The White House seems to have taken a perverse pride in the death and destruction it helped incite in Eastern Europe. In April 2014, CIA Director John Brennan visited Kyiv, appearing to confirm the agency’s role in the coup. Shortly after came Vice President Biden, who took his own victory lap and counseled the Ukrainians to root out corruption. Naturally, a prominent Ukrainian energy company called Burisma, which was then under investigation for corruption, hired Biden’s son Hunter for protection.

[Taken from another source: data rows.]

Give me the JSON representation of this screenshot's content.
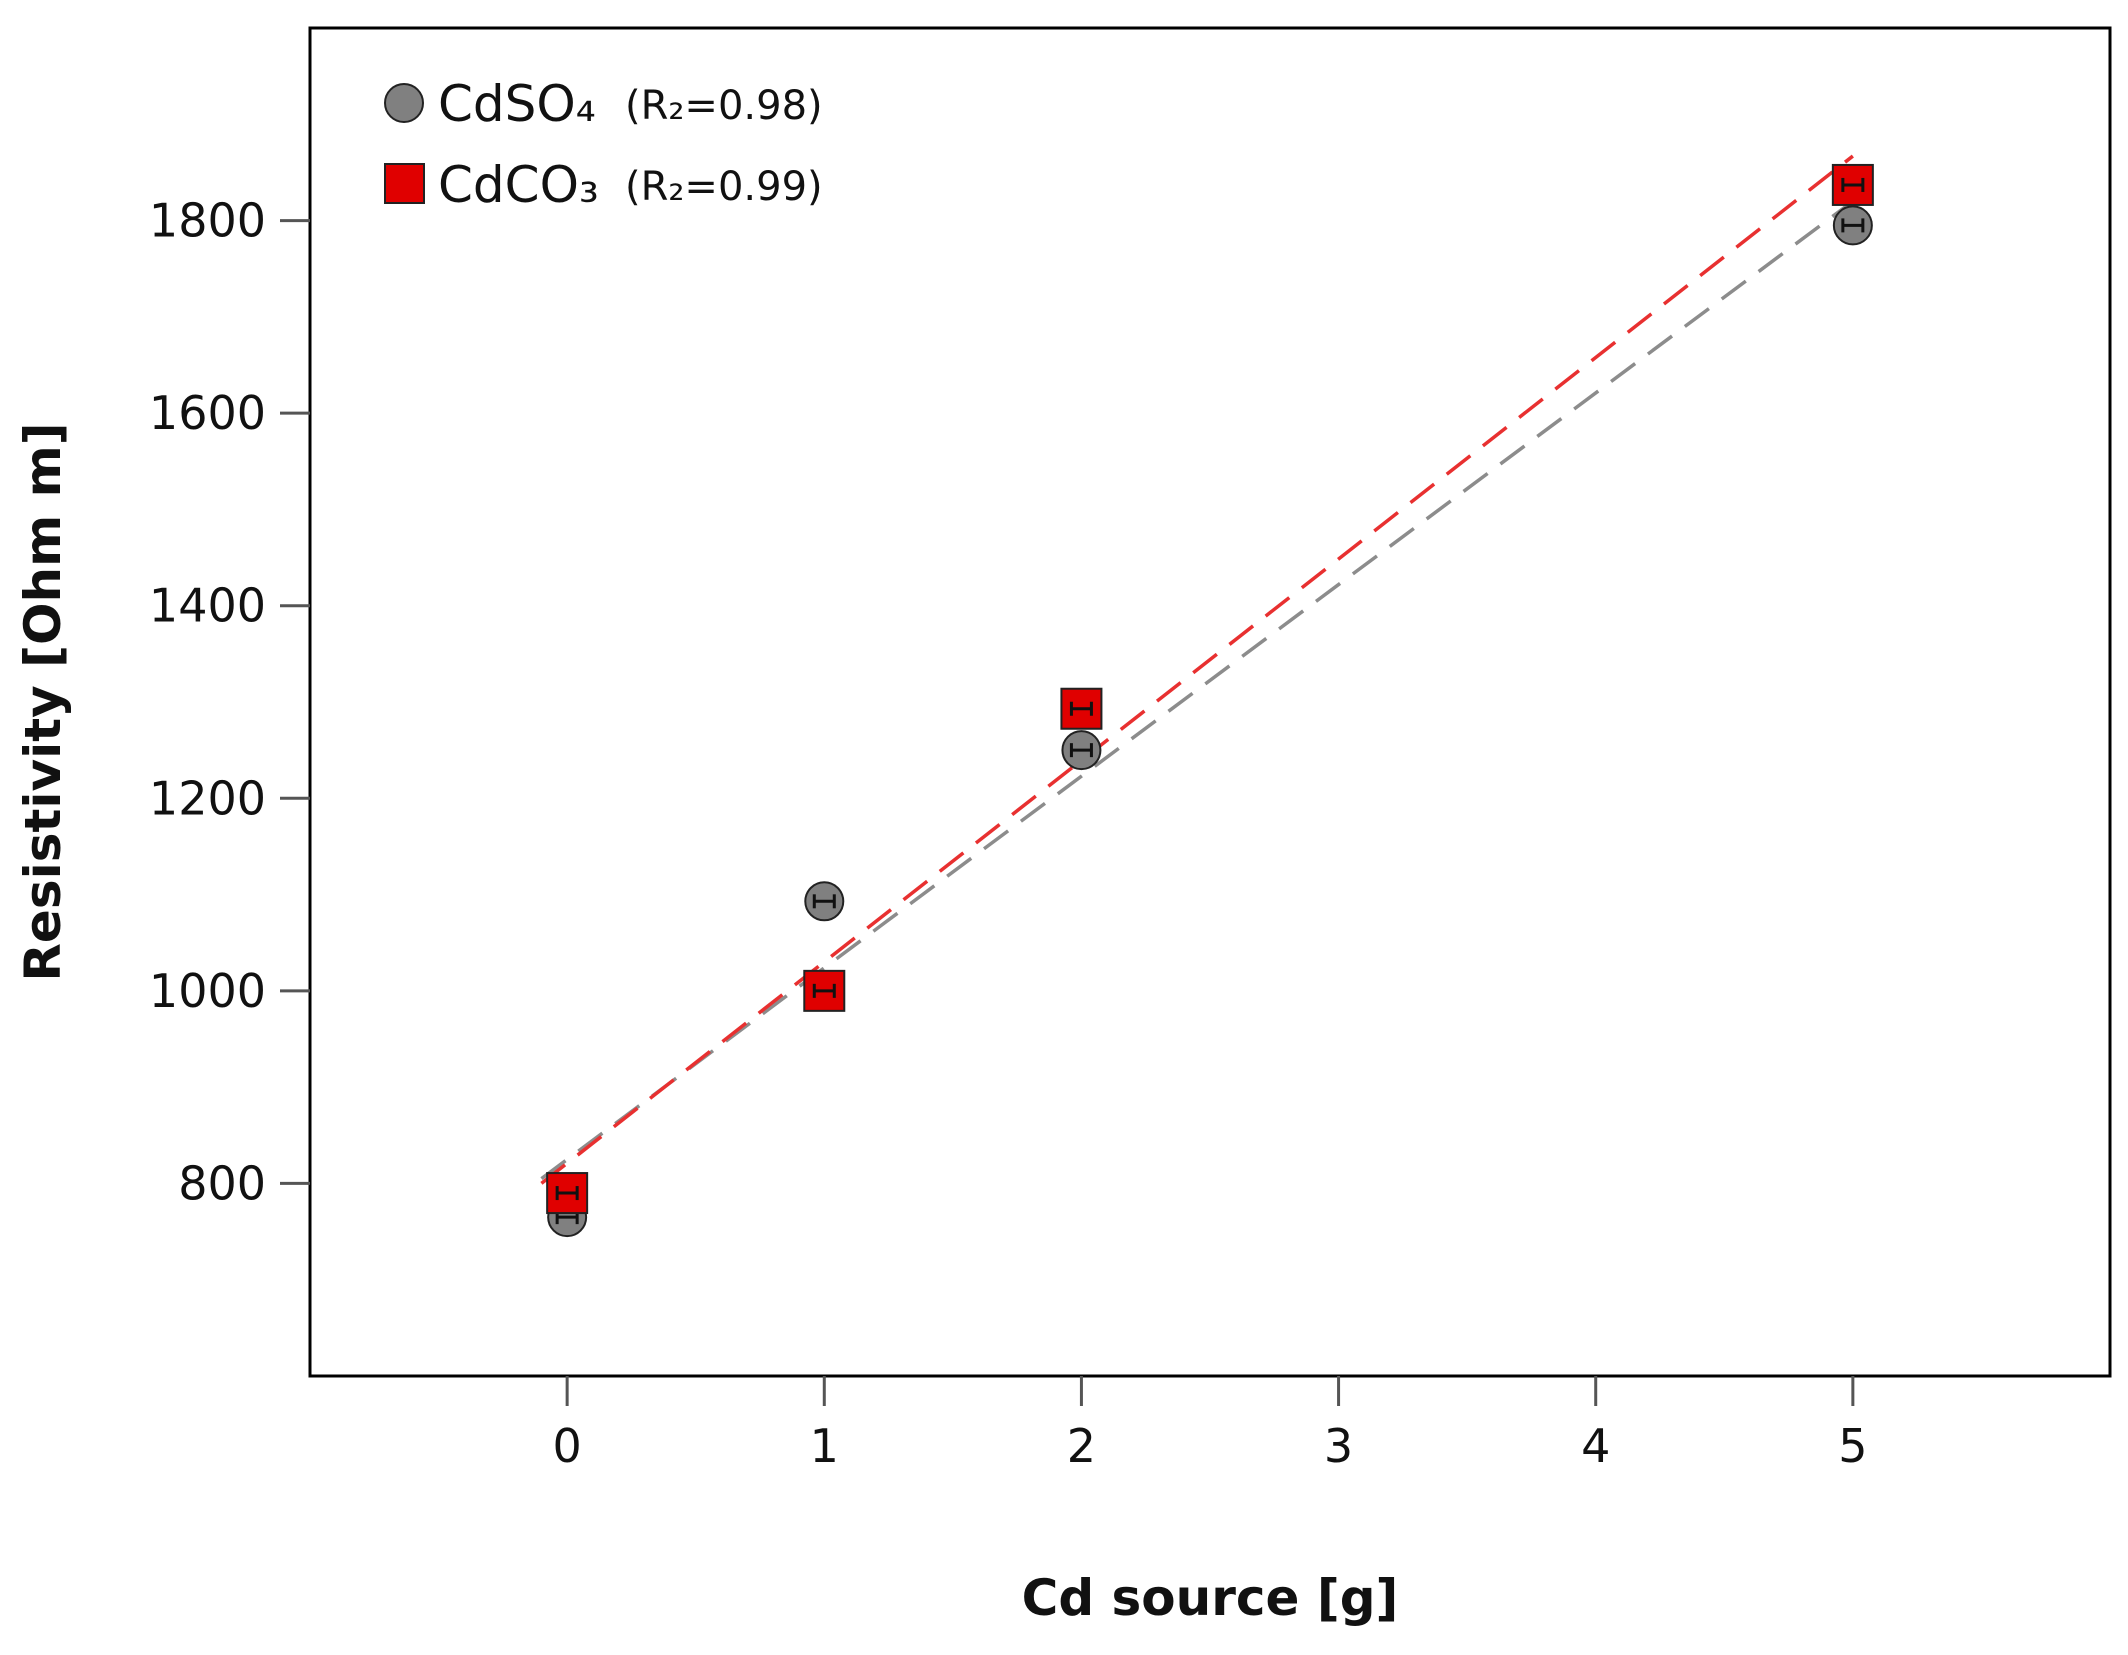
{
  "chart_data": {
    "type": "scatter",
    "title": "",
    "xlabel": "Cd source [g]",
    "ylabel": "Resistivity [Ohm m]",
    "xlim": [
      -1,
      6
    ],
    "ylim": [
      600,
      2000
    ],
    "xticks": [
      0,
      1,
      2,
      3,
      4,
      5
    ],
    "xtick_labels": [
      "0",
      "1",
      "2",
      "3",
      "4",
      "5"
    ],
    "yticks": [
      800,
      1000,
      1200,
      1400,
      1600,
      1800
    ],
    "ytick_labels": [
      "800",
      "1000",
      "1200",
      "1400",
      "1600",
      "1800"
    ],
    "grid": false,
    "legend_position": "top-left",
    "series": [
      {
        "name": "CdSO4",
        "legend_label": "CdSO₄",
        "r2_label": "(R₂=0.98)",
        "marker": "circle",
        "color": "#808080",
        "x": [
          0,
          1,
          2,
          5
        ],
        "y": [
          765,
          1093,
          1250,
          1795
        ],
        "fit_line": {
          "x": [
            -0.1,
            5
          ],
          "y": [
            805,
            1820
          ],
          "color": "#8c8c8c"
        }
      },
      {
        "name": "CdCO3",
        "legend_label": "CdCO₃",
        "r2_label": "(R₂=0.99)",
        "marker": "square",
        "color": "#e00000",
        "x": [
          0,
          1,
          2,
          5
        ],
        "y": [
          790,
          1000,
          1293,
          1837
        ],
        "fit_line": {
          "x": [
            -0.1,
            5
          ],
          "y": [
            800,
            1867
          ],
          "color": "#e83030"
        }
      }
    ]
  }
}
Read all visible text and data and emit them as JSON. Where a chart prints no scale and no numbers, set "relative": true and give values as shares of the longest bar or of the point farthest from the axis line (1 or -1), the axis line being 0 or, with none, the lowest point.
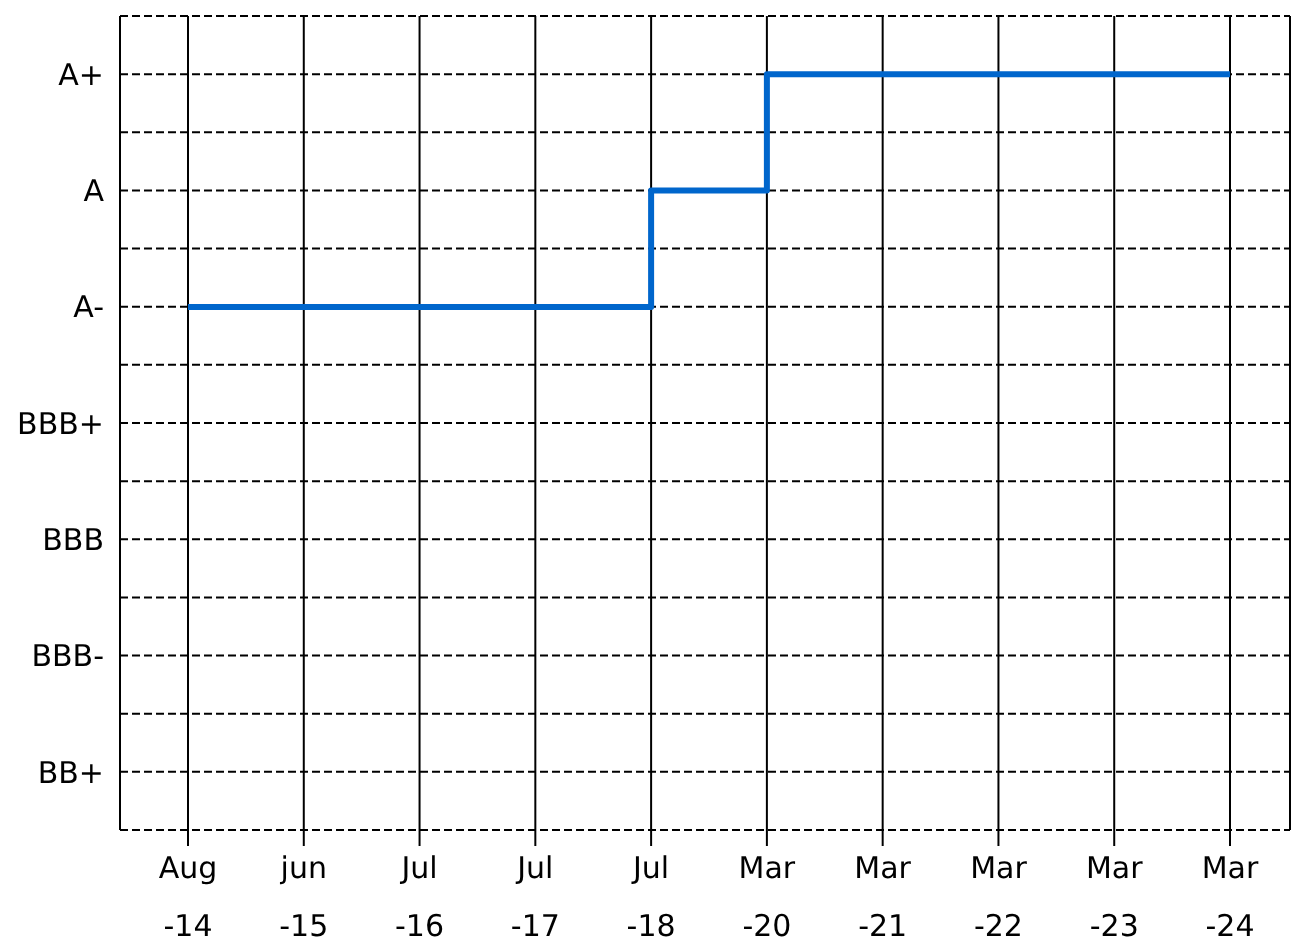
{
  "chart_data": {
    "type": "step",
    "relative": true,
    "categories": [
      "Aug -14",
      "jun -15",
      "Jul -16",
      "Jul -17",
      "Jul -18",
      "Mar -20",
      "Mar -21",
      "Mar -22",
      "Mar -23",
      "Mar -24"
    ],
    "y_categories": [
      "A+",
      "A",
      "A-",
      "BBB+",
      "BBB",
      "BBB-",
      "BB+"
    ],
    "series": [
      {
        "color": "#0066cc",
        "values": [
          0.692,
          0.692,
          0.692,
          0.692,
          0.846,
          1,
          1,
          1,
          1,
          1
        ]
      }
    ],
    "grid": true,
    "marker": "none",
    "line_style": "solid"
  }
}
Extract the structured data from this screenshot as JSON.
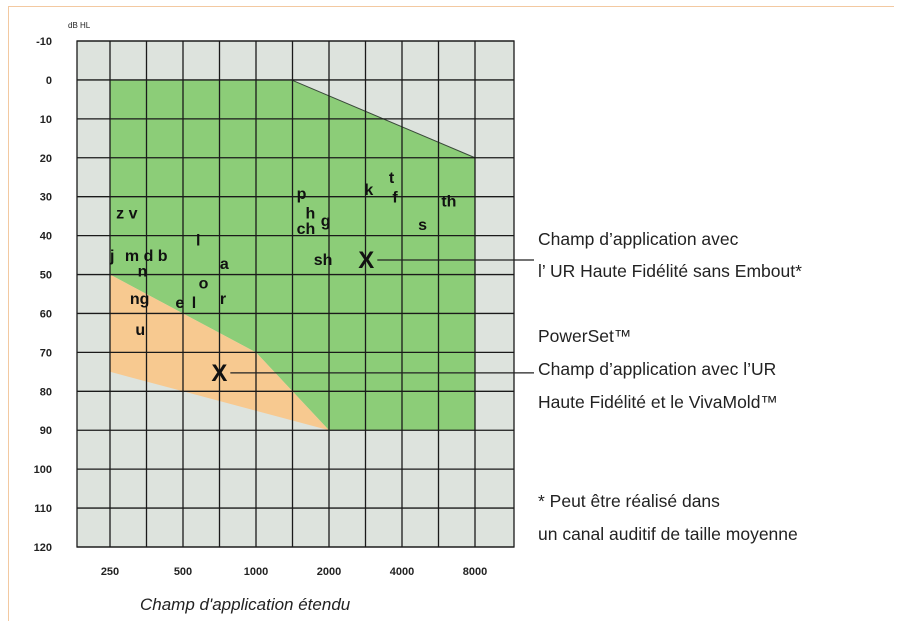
{
  "chart_data": {
    "type": "area",
    "unit_label": "dB HL",
    "xlabel": "Champ d'application étendu",
    "y_ticks": [
      "-10",
      "0",
      "10",
      "20",
      "30",
      "40",
      "50",
      "60",
      "70",
      "80",
      "90",
      "100",
      "110",
      "120"
    ],
    "x_ticks": [
      "250",
      "500",
      "1000",
      "2000",
      "4000",
      "8000"
    ],
    "ylim": [
      -10,
      120
    ],
    "y_inverted": true,
    "x_scale": "log2",
    "grid": true,
    "colors": {
      "green": "#8ccd78",
      "orange": "#f7c990",
      "gray": "#dde3dd",
      "grid": "#1a1a1a"
    },
    "regions": [
      {
        "name": "green",
        "points": [
          [
            250,
            0
          ],
          [
            1400,
            0
          ],
          [
            8000,
            20
          ],
          [
            8000,
            90
          ],
          [
            2000,
            90
          ],
          [
            1000,
            70
          ],
          [
            250,
            50
          ]
        ]
      },
      {
        "name": "orange",
        "points": [
          [
            250,
            50
          ],
          [
            1000,
            70
          ],
          [
            2000,
            90
          ],
          [
            500,
            80
          ],
          [
            250,
            75
          ]
        ]
      }
    ],
    "speech_sounds": [
      {
        "label": "z v",
        "x": 265,
        "y": 34
      },
      {
        "label": "j",
        "x": 250,
        "y": 45
      },
      {
        "label": "m d b",
        "x": 288,
        "y": 45
      },
      {
        "label": "l",
        "x": 566,
        "y": 41
      },
      {
        "label": "a",
        "x": 710,
        "y": 47
      },
      {
        "label": "n",
        "x": 325,
        "y": 49
      },
      {
        "label": "o",
        "x": 580,
        "y": 52
      },
      {
        "label": "ng",
        "x": 302,
        "y": 56
      },
      {
        "label": "e",
        "x": 465,
        "y": 57
      },
      {
        "label": "l",
        "x": 543,
        "y": 57
      },
      {
        "label": "r",
        "x": 710,
        "y": 56
      },
      {
        "label": "u",
        "x": 318,
        "y": 64
      },
      {
        "label": "p",
        "x": 1470,
        "y": 29
      },
      {
        "label": "h",
        "x": 1600,
        "y": 34
      },
      {
        "label": "g",
        "x": 1850,
        "y": 36
      },
      {
        "label": "ch",
        "x": 1470,
        "y": 38
      },
      {
        "label": "sh",
        "x": 1730,
        "y": 46
      },
      {
        "label": "k",
        "x": 2800,
        "y": 28
      },
      {
        "label": "t",
        "x": 3530,
        "y": 25
      },
      {
        "label": "f",
        "x": 3650,
        "y": 30
      },
      {
        "label": "s",
        "x": 4660,
        "y": 37
      },
      {
        "label": "th",
        "x": 5810,
        "y": 31
      }
    ],
    "markers": [
      {
        "label": "X",
        "x": 2850,
        "y": 46
      },
      {
        "label": "X",
        "x": 706,
        "y": 75
      }
    ]
  },
  "annotations": [
    {
      "lines": [
        "Champ d’application avec",
        "l’ UR Haute Fidélité sans Embout*"
      ]
    },
    {
      "lines": [
        "PowerSet™",
        "Champ d’application avec l’UR",
        "Haute Fidélité et le VivaMold™"
      ]
    },
    {
      "lines": [
        "* Peut être réalisé dans",
        "un canal auditif de taille moyenne"
      ]
    }
  ]
}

By tying itself to an American administration that had shown itself to be reckless and dangerous, the Ukrainians made a geopolitical blunder that statesmen will study for years to come: A buffer state had staked its future on a distant power that had simply seen it as an instrument to annoy its powerful neighbor with no attachment to any larger strategic concept that it was willing to support. Russia then lopped off half of the Donbas region on its border and subjected Ukraine to a grinding, eight-year-long war, intended in large part to underline Russian capacity and Ukrainian and American impotence.